Em resumo, o pai aconselha o filho a ser o
que ele mesmo não conseguira: um medalhão. O que seria isso? Basicamente, o
medalhão é “grande e ilustre, ou pelo menos notável”. Para chegar ao auge entre
os 45 e os 50 anos, período em que o medalhão geralmente desabrocha, Janjão
deveria se preparar desde cedo, aparelhando o espírito para evitar o perigo das
ideias próprias.
Dentre diversas dicas para que o status de
medalhão seja alcançado, o pai de Janjão ressalta a importância da linguagem.

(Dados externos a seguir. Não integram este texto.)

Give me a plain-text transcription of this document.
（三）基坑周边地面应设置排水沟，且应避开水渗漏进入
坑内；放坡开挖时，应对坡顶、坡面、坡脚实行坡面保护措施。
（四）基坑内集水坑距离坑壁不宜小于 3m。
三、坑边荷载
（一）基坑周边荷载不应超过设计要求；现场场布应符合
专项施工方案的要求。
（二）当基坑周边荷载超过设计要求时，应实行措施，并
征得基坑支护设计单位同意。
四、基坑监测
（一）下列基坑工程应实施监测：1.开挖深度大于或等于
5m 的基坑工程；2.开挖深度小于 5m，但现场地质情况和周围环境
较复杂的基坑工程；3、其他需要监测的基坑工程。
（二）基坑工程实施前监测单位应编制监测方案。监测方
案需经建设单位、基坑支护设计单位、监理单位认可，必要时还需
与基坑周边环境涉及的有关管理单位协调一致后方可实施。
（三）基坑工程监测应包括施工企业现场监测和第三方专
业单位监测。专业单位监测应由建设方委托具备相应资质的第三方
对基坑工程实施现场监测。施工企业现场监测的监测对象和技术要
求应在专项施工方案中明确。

Cito: “podes empregar umas quantas figuras expressivas, a hidra de Lerna, por
exemplo, a cabeça de Medusa, o tonel das Danaides, as asas de Ícaro, e outras,
que românticos, clássicos e realistas empregam sem desar, quando precisam
delas. Sentenças latinas, ditos históricos, versos célebres, brocardos
jurídicos, máximas, é de bom aviso trazê-los contigo para os discursos de
sobremesa, de felicitação, ou de agradecimento. Caveant consules é
um excelente fecho de artigo político; o mesmo direi do Si vis pacem
para bellum ”.
Por fim o pai sugere que o medalhão não
chegue a nenhuma conclusão que já não tenha sido chegada por outros, mas faça
isso de forma aparentemente original, e evite os riscos da ironia, coisa de
“céticos e desabusados”.
Ao escrever o conto Machado satirizava uma
turma da sociedade aristocrática e bacharelesca que misturava, nas mesmas
proporções, mediocridade e pedantismo. Os medalhões difundiam ideias rasteiras
recheadas de citações, tentavam impressionar os populares com demonstrações de
conhecimento das coisas do povo e, ao mesmo tempo, comover os eruditos com
axiomas clássicos, enfiando três ou quatro máximas em outras línguas para
arrematar.
A Teoria do Medalhão me veio à memória
quando escutei o discurso de posse do novo chanceler brasileiro, Ernesto
Araújo. A linguagem do medalhão estava toda ali: citação em grego de versículo
do Evangelho de São João, citação da banda Legião Urbana em música com versos
de Camões, citação em latim do brasão da Ordem de Rio Branco, referências a
Tarcísio Meira, Raul Seixas e José de Alencar, menção a uma série de ficção
científica e, para arrematar, a Ave Maria em Tupi, de acordo com a tradução do
padre José de Anchieta. No meio do sarapatel, ataques ao globalismo, exortações
ao caráter libertador de Bolsonaro e saudações aos governos conservadores de
direita da Europa.
Confesso que, até me recordar da Teoria do
Medalhão, comecei a considerar o arrazoado do ministro similar aos discursos
que dois personagens de Dias Gomes faziam nas novelas Saramandaia e Roque
Santeiro : os professores Aristóbulo Camargo e Astromar Junqueira.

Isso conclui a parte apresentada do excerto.